In Europe, the laws are still lagging behind. In the UK, there is no specific law for digital assets and digital inheritance, but the British High Court has rediscovered the existence of Crypto Wealth as an inheritable digital asset.
In Germany, in 2018, justice allowed a family to access the personal Facebook account of a deceased daughter, setting a legal precedent for the whole European bloc. But there are caveats:
„We would also point out that giving heirs access to the digital content of the deceased does not mean allowing accounts to be used freely, nor does allowing messages or other data to be disclosed, as the decision stressed“.
In Brazil, Justice has not found a norm.
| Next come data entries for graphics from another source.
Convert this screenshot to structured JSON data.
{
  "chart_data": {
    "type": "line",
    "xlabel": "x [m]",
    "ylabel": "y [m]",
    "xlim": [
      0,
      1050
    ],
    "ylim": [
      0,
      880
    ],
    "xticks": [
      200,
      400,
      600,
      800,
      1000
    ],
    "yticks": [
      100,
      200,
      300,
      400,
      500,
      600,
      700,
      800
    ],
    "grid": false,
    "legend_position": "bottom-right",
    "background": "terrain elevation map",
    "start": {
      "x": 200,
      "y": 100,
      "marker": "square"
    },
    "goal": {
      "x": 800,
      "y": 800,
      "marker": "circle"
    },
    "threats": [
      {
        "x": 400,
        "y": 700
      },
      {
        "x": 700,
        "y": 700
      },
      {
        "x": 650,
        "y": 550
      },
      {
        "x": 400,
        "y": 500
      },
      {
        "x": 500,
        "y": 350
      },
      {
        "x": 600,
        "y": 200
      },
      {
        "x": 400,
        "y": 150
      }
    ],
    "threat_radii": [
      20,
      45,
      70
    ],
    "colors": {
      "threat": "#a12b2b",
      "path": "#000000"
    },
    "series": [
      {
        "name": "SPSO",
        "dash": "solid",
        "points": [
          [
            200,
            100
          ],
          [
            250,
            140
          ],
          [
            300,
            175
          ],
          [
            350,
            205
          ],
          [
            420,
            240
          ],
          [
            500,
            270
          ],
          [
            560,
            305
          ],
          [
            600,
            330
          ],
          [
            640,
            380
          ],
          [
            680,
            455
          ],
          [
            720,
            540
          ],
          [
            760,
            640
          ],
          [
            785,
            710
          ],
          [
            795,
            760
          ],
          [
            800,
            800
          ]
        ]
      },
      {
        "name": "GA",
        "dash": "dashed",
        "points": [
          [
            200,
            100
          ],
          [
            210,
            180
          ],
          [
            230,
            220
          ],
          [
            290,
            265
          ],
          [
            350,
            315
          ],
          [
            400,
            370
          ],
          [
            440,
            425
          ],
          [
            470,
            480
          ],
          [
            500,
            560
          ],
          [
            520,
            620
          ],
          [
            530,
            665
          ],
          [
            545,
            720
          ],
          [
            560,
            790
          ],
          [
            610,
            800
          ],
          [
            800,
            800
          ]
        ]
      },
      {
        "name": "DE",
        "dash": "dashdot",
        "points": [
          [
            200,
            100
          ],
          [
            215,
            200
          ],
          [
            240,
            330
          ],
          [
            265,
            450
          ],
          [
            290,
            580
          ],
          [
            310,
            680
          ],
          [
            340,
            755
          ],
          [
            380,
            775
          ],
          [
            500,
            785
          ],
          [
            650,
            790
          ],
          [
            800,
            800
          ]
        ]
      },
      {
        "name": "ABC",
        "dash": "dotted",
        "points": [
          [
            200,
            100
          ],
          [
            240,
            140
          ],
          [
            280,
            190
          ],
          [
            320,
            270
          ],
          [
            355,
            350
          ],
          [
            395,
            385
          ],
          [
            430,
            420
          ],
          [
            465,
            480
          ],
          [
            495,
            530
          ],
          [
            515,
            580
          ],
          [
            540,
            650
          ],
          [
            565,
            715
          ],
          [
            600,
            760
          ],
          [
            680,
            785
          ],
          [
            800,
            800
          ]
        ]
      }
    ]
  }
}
Each case to date has been analysed in isolation, with decisions against and in favour of access to the digital assets and accounts of deceased persons.
The lawyers say that, in the absence of regulation, one of the solutions would be to stipulate in a will the access and transfer of electronic goods, communicating the express will to allow or not access to these goods. And they add:
„Lawyers have oriented their clients, when making wills, when appropriate, to declare an expression of will regarding the maintenance of secrecy or protection of information of electronic account holders. Even so, the will does not remove the need for people to talk to each other about the existence of electronic goods and their will to exist on social networks after their death“.